Ditching her former moniker of Throwing Shade, Nabihah Iqbal’s debut album doesn’t shy away from tackling some pretty huge themes. The title alludes to an ancient Egyptian ritual where one’s heart is weighed upon death against a feather to determine its right of passage to the afterlife.
Introductory track ‘Eden Piece’ and following instrumentals tease through Iqbal’s strengths in finding textures that would play as well against old school house, tropical and trance counterparts as they would find friends with electronica. ‘Slowly’ is then a particular standout with vocal meditations stretching across a transcendental soundscape, only to reel in its vacuities with a brilliant guitar line.

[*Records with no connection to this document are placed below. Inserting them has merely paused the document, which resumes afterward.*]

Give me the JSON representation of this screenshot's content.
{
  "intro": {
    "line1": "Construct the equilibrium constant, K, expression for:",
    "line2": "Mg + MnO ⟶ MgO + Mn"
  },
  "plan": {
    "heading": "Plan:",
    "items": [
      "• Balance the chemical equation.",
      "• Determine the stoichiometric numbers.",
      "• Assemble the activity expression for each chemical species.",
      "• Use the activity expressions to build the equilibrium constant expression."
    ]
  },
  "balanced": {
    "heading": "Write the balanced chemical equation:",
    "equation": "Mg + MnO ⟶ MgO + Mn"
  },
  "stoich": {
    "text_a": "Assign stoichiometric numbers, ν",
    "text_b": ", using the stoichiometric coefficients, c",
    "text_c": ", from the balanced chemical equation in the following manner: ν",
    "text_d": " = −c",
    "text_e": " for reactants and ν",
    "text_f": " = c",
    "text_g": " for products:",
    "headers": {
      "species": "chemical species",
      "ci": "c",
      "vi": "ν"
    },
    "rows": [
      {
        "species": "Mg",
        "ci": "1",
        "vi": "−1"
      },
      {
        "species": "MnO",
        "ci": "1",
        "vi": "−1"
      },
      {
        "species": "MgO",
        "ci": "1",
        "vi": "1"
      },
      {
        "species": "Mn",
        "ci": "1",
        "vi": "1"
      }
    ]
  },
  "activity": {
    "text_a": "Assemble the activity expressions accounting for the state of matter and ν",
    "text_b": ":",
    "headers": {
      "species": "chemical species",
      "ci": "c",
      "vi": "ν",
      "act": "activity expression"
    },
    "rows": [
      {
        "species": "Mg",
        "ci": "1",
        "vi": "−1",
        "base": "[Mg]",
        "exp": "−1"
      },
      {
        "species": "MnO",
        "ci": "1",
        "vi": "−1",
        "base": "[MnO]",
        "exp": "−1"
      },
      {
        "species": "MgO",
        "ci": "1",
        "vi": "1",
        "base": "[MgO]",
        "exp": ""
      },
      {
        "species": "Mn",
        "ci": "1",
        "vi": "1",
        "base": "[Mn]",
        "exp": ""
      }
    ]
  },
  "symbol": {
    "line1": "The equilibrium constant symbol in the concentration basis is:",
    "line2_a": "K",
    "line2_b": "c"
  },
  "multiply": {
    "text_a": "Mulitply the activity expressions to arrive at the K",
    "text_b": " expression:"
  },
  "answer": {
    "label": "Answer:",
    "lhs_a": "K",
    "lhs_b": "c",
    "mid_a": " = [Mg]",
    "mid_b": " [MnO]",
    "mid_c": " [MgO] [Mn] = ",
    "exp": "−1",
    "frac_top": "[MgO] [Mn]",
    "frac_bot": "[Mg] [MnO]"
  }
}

Spoken word and vocal elements sometimes trip the record up, however, out of place against the plush instrumentation. ‘Zone 1 to 6000’, about monotonous daily routines, relies on clunkily abstract lyrics about “thoughts and hopes” set against a motorik beat. Even the dreamy dirge of dissatisfaction in ‘Something More’ falls flat when you move past its rhythmic qualities with its overly self-indulgent rhymes: “You know it’s gone/ ‘Cos you can’t hold on.”
But for all its faults, Iqbal’s reclamation of her birth name, standing proudly as a female British Asian artist, assumes a pivotal place at the turn of her second musical life. If this is anything to go by, there’s a lot more to come.